Cut to 1973, Unix is getting very popular at Bell Labs but the aforementioned problem of the whole OS being written in Assembly is still there, it was the widely accepted opinion at the time that due to an OS being so complex it had to be written in a low-level language like Assembly. The aforementioned B programming language isn’t the ideal contender as it is slow and not very powerful, but in the meantime Ritchie had been working on and improving B which resulted in the successor C which was faster and more powerful. The decision was made to port Unix to C.
Up until this point the use and distribution of Unix had been entirely internal to Bell Labs but this was to change. At the 1973 Symposium on Operating System Principles Unix was presented formally to the outside world.
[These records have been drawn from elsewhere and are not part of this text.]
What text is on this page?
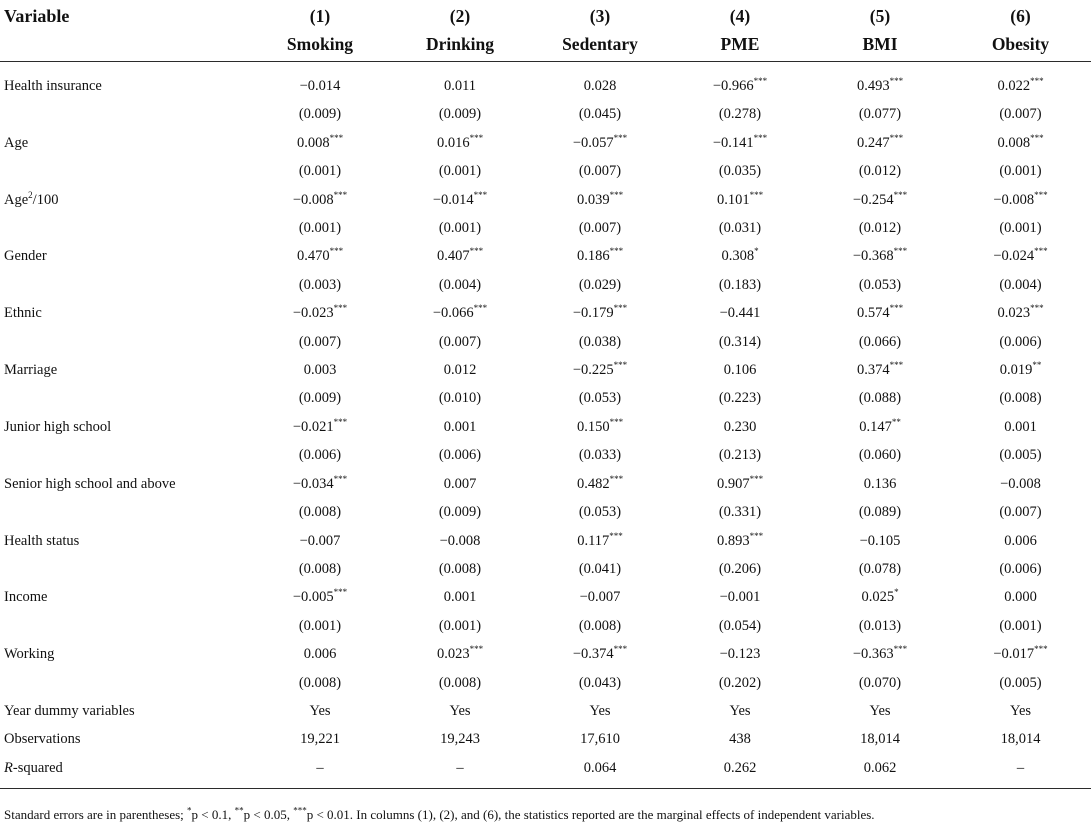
Variable	(1)	(2)	(3)	(4)	(5)	(6)
	Smoking	Drinking	Sedentary	PME	BMI	Obesity
Health insurance	−0.014	0.011	0.028	−0.966***	0.493***	0.022***
	(0.009)	(0.009)	(0.045)	(0.278)	(0.077)	(0.007)
Age	0.008***	0.016***	−0.057***	−0.141***	0.247***	0.008***
	(0.001)	(0.001)	(0.007)	(0.035)	(0.012)	(0.001)
Age$^2$/100	−0.008***	−0.014***	0.039***	0.101***	−0.254***	−0.008***
	(0.001)	(0.001)	(0.007)	(0.031)	(0.012)	(0.001)
Gender	0.470***	0.407***	0.186***	0.308*	−0.368***	−0.024***
	(0.003)	(0.004)	(0.029)	(0.183)	(0.053)	(0.004)
Ethnic	−0.023***	−0.066***	−0.179***	−0.441	0.574***	0.023***
	(0.007)	(0.007)	(0.038)	(0.314)	(0.066)	(0.006)
Marriage	0.003	0.012	−0.225***	0.106	0.374***	0.019**
	(0.009)	(0.010)	(0.053)	(0.223)	(0.088)	(0.008)
Junior high school	−0.021***	0.001	0.150***	0.230	0.147**	0.001
	(0.006)	(0.006)	(0.033)	(0.213)	(0.060)	(0.005)
Senior high school and above	−0.034***	0.007	0.482***	0.907***	0.136	−0.008
	(0.008)	(0.009)	(0.053)	(0.331)	(0.089)	(0.007)
Health status	−0.007	−0.008	0.117***	0.893***	−0.105	0.006
	(0.008)	(0.008)	(0.041)	(0.206)	(0.078)	(0.006)
Income	−0.005***	0.001	−0.007	−0.001	0.025*	0.000
	(0.001)	(0.001)	(0.008)	(0.054)	(0.013)	(0.001)
Working	0.006	0.023***	−0.374***	−0.123	−0.363***	−0.017***
	(0.008)	(0.008)	(0.043)	(0.202)	(0.070)	(0.005)
Year dummy variables	Yes	Yes	Yes	Yes	Yes	Yes
Observations	19,221	19,243	17,610	438	18,014	18,014
R-squared	–	–	0.064	0.262	0.062	–
Standard errors are in parentheses; *p < 0.1, **p < 0.05, ***p < 0.01. In columns (1), (2), and (6), the statistics reported are the marginal effects of independent variables.
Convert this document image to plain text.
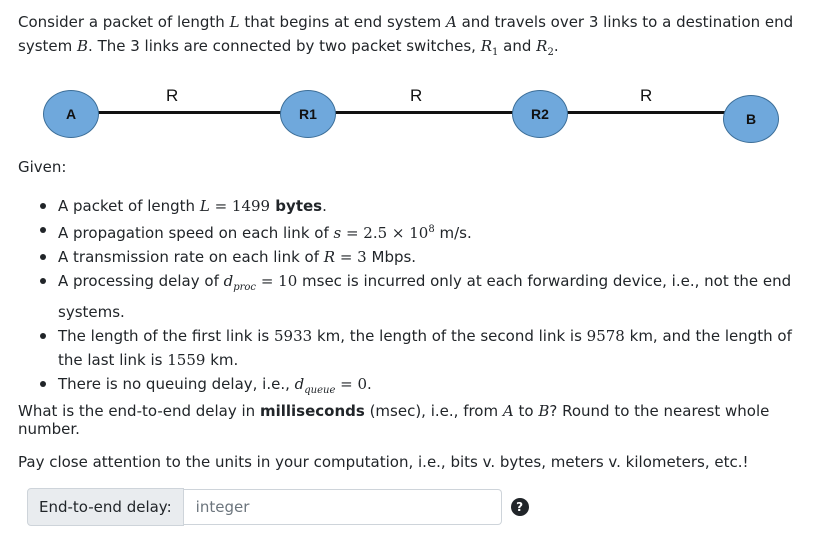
Consider a packet of length L that begins at end system A and travels over 3 links to a destination end system B. The 3 links are connected by two packet switches, $R_1$ and $R_2$.
R	R	R
A	R1	R2	B
Given:
A packet of length L = 1499 bytes.
A propagation speed on each link of $s = 2.5 \times 10^8$ m/s.
A transmission rate on each link of R = 3 Mbps.
A processing delay of $d_{proc} = 10$ msec is incurred only at each forwarding device, i.e., not the end systems.
The length of the first link is 5933 km, the length of the second link is 9578 km, and the length of the last link is 1559 km.
There is no queuing delay, i.e., $d_{queue} = 0$.
What is the end-to-end delay in milliseconds (msec), i.e., from A to B? Round to the nearest whole number.
Pay close attention to the units in your computation, i.e., bits v. bytes, meters v. kilometers, etc.!
End-to-end delay:
integer	?
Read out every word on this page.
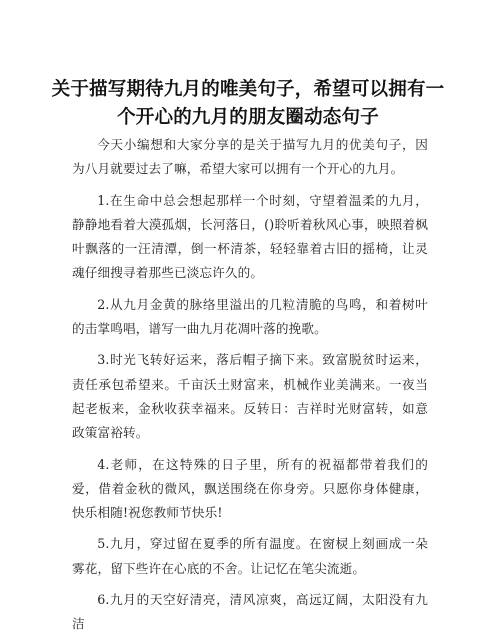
关于描写期待九月的唯美句子，希望可以拥有一个开心的九月的朋友圈动态句子

今天小编想和大家分享的是关于描写九月的优美句子，因为八月就要过去了嘛，希望大家可以拥有一个开心的九月。

1.在生命中总会想起那样一个时刻，守望着温柔的九月，静静地看着大漠孤烟，长河落日，()聆听着秋风心事，映照着枫叶飘落的一汪清潭，倒一杯清茶，轻轻靠着古旧的摇椅，让灵魂仔细搜寻着那些已淡忘许久的。

2.从九月金黄的脉络里溢出的几粒清脆的鸟鸣，和着树叶的击掌鸣唱，谱写一曲九月花凋叶落的挽歌。

3.时光飞转好运来，落后帽子摘下来。致富脱贫时运来，责任承包希望来。千亩沃土财富来，机械作业美满来。一夜当起老板来，金秋收获幸福来。反转日：吉祥时光财富转，如意政策富裕转。

4.老师，在这特殊的日子里，所有的祝福都带着我们的爱，借着金秋的微风，飘送围绕在你身旁。只愿你身体健康，快乐相随!祝您教师节快乐!

5.九月，穿过留在夏季的所有温度。在窗棂上刻画成一朵雾花，留下些许在心底的不舍。让记忆在笔尖流逝。

6.九月的天空好清亮，清风凉爽，高远辽阔，太阳没有九洁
This led to requests for the system and from then on the fate of the system was sealed.
Where is it now?
In the modern day Unix is split into a few different versions, Unix has been mostly taken over in popularity by Linux, more on that later and there are the BSDs: FreeBSD, NetBSD, and OpenBSD. Each of these BSDs have their own strengths and weaknesses but by far the most popular Unix derivative is an operating system you might’ve heard of, MacOS. Apart from MacOS Unix derivative systems have a negligible market share.